Nathan Martin: Okay, perfect. Got it. And maybe just one more. Maybe, Jason – Jason to you, I think you mentioned in your prepared remarks, you guys looking at the current market conditions did make a difficult decision to make some cuts to some labor incentives. Have you seen much churn or labor attrition due to those? And then I think you mentioned it’s roughly $35 million or so in cost savings. How does that translate on a dollar per ton basis maybe to your full year kind of met segment coal costs?
Jason Whitehead: Well, on an annual basis, it’s nominally $2 to answer your question about attrition. It’s kind of early yet. We made those announcements, I think, around the 1st of April, actually mid-March, excuse me. But from what I’ve seen since mid-March, attrition rates are generally in line with recent history. So we haven’t seen definitely not an exodus or anything, but we really haven’t seen even much of an uptick yet. And I suspect that’s just due to the – just the general state of the market. I mean, we’re not the only ones, that’s we all have the same problems. These things go together.
Nathan Martin: Okay, perfect. Thanks. I’ll leave it there, guys. Appreciate the time and info, and best of luck in the second quarter.
Andy Eidson: Thanks, Nate.
Todd Munsey: Thank you.
Operator: Our next question is from Lucas Pipes with B. Riley Security. Please proceed with your question.
Lucas Pipes: Thank you very much for taking my follow-up. It’s not on AI; it’s on the idle mine expenses. Andy, can you comment on what drove the increase? And is this something we should kind of hold steady over the coming years or may kind of revert back lower? Thank you very much.
Andy Eidson: I’ll let Todd give the detailed answer. But it’s, as you have properties that are, we’ll call it in between. They could be in full reclamation status where the cost of the property is going through your ARO balance sheet accounts. Sometimes when you’re in between, you’ve got some timing issues and you’re going to pick up a little bit of extra idle expense while that property is waiting to go into full actual reclamation status. So, Todd that’s, if that’s pretty much in the ballpark aware [ph].
Todd Munsey: Yes, I think that’s the primary driver. Lucas, we did have a little bit of non-recoupable royalties relative to when we did the budget that we layered in. But Andy hit the major point there, so, and in terms of, looking forward, I think, you can look back and see where that range has been. I mean, we certainly don’t anticipate that to increase in the future. So I think the range that we’re in for the near future at least, is probably where we’ll be.
Lucas Pipes: Thank you very much. And Andy, some of your peers have publicly commented on the desire to kind of grow their met coal exposure, especially to the seaborne markets. What’s your take right now on M&A? Are there properties for sale out there? If so, do you have any interest? Not that, I mean, you’re pure play as is, but curious to get your take on M&A and some of those comments. Thank you.

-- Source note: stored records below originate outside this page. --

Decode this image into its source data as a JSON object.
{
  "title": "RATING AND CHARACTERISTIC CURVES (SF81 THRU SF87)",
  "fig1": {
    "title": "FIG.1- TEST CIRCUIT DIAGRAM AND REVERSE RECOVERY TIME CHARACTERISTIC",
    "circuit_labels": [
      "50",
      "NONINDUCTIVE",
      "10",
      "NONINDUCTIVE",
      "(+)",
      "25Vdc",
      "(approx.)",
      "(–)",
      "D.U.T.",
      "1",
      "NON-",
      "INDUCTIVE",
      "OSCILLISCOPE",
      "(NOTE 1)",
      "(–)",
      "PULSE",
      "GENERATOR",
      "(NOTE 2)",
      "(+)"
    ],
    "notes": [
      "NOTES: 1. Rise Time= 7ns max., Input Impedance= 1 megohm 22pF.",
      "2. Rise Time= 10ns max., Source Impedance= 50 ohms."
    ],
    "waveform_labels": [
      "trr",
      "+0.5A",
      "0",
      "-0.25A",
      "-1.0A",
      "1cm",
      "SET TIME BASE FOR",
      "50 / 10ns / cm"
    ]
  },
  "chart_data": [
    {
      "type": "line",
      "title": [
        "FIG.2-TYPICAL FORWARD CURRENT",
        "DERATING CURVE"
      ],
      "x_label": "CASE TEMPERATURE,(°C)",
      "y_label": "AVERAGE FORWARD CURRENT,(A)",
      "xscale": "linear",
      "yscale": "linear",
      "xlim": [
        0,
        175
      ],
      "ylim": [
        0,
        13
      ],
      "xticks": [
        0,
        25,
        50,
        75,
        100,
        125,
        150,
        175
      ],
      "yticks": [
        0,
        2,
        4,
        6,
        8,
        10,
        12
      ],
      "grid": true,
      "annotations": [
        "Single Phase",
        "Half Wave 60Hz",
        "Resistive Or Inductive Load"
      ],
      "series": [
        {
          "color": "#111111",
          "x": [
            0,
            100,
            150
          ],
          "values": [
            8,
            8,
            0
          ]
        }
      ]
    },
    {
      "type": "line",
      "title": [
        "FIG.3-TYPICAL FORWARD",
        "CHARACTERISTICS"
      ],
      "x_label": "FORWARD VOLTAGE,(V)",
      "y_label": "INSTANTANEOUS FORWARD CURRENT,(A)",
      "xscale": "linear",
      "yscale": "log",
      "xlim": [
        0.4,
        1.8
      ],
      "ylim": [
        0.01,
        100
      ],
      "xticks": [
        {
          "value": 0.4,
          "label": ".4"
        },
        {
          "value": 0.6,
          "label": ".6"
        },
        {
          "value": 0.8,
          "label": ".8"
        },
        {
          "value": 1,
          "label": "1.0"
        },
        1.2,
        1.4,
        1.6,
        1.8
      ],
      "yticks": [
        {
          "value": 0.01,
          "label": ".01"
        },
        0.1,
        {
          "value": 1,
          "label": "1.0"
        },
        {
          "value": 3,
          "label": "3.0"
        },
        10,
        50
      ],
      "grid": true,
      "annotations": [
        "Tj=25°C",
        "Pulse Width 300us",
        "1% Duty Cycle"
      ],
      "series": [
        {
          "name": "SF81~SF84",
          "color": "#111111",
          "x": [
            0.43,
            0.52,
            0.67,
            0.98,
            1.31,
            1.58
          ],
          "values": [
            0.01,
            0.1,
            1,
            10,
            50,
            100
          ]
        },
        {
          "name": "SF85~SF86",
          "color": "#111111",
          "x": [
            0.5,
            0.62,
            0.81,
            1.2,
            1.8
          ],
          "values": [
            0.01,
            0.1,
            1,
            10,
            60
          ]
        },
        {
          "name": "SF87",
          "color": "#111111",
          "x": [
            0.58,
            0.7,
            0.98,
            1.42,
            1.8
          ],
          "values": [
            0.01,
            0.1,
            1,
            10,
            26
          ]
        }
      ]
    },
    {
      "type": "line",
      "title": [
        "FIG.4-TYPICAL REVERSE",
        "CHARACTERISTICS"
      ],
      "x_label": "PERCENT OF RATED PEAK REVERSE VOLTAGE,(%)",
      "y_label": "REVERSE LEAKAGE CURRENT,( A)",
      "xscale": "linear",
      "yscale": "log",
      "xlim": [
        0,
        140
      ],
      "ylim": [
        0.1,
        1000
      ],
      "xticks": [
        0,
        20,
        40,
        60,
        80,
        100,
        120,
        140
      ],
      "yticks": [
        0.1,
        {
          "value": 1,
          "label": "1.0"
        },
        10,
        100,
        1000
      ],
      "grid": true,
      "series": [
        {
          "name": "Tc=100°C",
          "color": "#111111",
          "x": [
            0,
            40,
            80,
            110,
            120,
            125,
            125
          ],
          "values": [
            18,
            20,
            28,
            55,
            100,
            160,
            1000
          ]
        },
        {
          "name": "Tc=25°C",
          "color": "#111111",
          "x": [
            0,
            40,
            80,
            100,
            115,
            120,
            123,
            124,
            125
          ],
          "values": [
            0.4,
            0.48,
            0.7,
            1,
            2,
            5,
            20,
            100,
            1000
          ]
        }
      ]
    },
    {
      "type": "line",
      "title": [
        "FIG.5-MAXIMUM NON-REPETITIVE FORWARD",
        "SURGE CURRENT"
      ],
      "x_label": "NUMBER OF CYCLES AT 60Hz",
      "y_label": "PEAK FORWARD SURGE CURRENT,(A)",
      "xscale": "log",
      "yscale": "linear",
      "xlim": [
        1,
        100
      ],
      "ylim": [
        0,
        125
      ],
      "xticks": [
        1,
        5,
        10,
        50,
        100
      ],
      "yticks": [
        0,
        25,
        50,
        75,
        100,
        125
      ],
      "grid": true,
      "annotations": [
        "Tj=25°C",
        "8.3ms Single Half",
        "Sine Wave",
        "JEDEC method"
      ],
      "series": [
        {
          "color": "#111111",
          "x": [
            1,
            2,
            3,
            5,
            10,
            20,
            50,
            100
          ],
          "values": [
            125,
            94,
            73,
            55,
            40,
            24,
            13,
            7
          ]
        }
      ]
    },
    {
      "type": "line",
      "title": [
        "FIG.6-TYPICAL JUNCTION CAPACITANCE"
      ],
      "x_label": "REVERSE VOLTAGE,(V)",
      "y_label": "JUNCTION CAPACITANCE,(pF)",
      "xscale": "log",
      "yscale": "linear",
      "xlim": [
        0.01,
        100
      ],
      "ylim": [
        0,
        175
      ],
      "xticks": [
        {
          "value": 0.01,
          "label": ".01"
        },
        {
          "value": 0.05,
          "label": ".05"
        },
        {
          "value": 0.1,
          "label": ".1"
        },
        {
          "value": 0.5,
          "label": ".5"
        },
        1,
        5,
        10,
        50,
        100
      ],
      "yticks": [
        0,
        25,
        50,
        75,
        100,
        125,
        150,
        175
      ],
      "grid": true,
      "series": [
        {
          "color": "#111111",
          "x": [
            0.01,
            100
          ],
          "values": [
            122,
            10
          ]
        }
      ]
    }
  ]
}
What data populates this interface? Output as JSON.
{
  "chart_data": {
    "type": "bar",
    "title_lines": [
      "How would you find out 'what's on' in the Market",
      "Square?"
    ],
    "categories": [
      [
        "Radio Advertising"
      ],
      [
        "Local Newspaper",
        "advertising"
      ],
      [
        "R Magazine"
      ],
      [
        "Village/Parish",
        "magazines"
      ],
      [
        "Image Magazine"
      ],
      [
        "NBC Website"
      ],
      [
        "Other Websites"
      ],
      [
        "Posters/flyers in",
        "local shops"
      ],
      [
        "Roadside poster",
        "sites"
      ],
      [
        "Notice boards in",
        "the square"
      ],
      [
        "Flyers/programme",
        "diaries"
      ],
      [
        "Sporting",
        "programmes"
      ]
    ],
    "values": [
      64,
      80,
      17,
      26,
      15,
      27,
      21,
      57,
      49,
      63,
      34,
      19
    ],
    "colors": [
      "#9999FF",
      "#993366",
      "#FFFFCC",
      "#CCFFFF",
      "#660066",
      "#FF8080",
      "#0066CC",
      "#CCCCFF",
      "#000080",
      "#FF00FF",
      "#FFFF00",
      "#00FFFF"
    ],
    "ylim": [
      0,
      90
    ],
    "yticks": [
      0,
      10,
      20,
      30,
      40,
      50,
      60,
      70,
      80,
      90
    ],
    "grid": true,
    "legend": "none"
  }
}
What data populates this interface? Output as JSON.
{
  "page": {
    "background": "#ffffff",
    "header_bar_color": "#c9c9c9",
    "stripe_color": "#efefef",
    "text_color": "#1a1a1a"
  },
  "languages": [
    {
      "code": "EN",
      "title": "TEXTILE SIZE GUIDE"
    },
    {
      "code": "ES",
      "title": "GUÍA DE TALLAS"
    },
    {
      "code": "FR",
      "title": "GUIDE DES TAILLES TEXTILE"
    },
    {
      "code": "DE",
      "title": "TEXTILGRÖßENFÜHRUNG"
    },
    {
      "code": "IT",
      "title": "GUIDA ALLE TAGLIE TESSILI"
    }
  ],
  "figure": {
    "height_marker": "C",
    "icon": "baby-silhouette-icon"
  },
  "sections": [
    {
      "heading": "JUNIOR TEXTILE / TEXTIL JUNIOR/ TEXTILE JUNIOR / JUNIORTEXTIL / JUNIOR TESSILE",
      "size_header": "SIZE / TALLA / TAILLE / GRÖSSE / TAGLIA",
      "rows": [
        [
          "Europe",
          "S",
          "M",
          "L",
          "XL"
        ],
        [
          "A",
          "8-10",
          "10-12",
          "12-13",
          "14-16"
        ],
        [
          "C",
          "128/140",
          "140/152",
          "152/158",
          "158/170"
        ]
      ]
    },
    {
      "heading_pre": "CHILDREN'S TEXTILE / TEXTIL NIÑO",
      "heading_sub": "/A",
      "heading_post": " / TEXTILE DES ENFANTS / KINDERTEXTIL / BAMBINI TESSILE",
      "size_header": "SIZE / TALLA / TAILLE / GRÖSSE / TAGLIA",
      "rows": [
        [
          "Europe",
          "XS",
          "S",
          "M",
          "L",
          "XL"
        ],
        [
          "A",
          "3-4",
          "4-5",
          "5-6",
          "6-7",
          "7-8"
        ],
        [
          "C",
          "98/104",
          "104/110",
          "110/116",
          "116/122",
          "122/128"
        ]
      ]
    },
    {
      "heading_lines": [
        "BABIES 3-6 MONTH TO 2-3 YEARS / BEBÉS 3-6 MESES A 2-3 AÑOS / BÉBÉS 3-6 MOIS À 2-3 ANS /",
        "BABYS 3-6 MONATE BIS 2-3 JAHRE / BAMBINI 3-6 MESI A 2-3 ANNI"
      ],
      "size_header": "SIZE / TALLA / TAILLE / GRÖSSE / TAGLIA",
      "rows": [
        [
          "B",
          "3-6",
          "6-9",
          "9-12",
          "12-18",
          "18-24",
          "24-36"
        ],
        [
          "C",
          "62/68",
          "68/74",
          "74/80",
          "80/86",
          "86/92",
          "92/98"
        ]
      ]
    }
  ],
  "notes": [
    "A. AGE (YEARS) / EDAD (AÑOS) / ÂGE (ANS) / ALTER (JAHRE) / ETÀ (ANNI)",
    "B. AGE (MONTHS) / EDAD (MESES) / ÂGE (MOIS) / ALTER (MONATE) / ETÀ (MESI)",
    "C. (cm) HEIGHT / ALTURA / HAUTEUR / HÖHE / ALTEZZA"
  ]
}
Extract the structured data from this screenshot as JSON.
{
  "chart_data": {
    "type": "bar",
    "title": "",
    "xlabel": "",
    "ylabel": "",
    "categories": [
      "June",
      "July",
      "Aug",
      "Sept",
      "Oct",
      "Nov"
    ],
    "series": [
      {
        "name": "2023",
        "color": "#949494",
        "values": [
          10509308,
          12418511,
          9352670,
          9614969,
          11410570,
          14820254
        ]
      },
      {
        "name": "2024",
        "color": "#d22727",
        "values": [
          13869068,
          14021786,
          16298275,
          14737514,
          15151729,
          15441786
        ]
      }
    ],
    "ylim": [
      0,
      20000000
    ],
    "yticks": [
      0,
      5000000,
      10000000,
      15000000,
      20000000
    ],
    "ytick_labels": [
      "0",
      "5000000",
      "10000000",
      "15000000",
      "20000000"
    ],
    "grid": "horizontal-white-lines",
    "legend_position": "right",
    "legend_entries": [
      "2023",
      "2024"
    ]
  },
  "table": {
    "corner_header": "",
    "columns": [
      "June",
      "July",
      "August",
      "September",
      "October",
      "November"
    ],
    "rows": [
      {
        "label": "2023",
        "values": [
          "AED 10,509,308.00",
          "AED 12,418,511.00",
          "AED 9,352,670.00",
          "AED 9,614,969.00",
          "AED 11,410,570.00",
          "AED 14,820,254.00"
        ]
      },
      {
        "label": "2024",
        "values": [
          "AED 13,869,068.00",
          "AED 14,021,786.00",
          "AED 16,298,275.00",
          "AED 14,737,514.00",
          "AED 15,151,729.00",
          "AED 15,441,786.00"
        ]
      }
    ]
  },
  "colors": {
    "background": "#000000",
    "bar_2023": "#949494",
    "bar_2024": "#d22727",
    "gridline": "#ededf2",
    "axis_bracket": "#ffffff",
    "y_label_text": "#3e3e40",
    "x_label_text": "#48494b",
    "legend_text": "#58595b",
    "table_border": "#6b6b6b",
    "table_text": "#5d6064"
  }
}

Andy Eidson: Well, I think we’ve kind of hit it a little bit on previous calls. We’re always; look all coal companies are for the most part, acquisitive. We are what we are today because of transactions we’ve done in the past. And so we’re always looking. There are probably some smaller opportunities, as Dan mentioned, we’re seeing some small supply coming offline. Some of these folks just are undercapitalized with no ability to get access to capital markets. There are probably a handful of pretty high quality or at least good quality mines out there that could be attractive, that may be available over the next few months. But as far as larger transactions, again, it’s just really tough to envision a world where, with everyone’s current shareholder bases and capital structures, any significant deals getting done anytime soon.
Everyone really loves the buybacks. There’s been a lot of value created. We agree with that. And so it’s kind of challenging to look at a world where you’re doing the big transformational deals, at least from my vantage point.
Lucas Pipes: Andy, very helpful. I really appreciate it. And again, keep up the good work. Thank you.
Andy Eidson: All right, thanks, Lucas.
Operator: We have reached the end of the question-and-answer session. I would now like to turn the call over to Andy Eidson for closing remarks.
Andy Eidson: Thanks again, everyone, for your interest in Alpha and for being on the call with us today. And we hope you have a great rest of the week.
Operator: This concludes today’s conference. You may disconnect your lines at this time, and we thank you for your participation.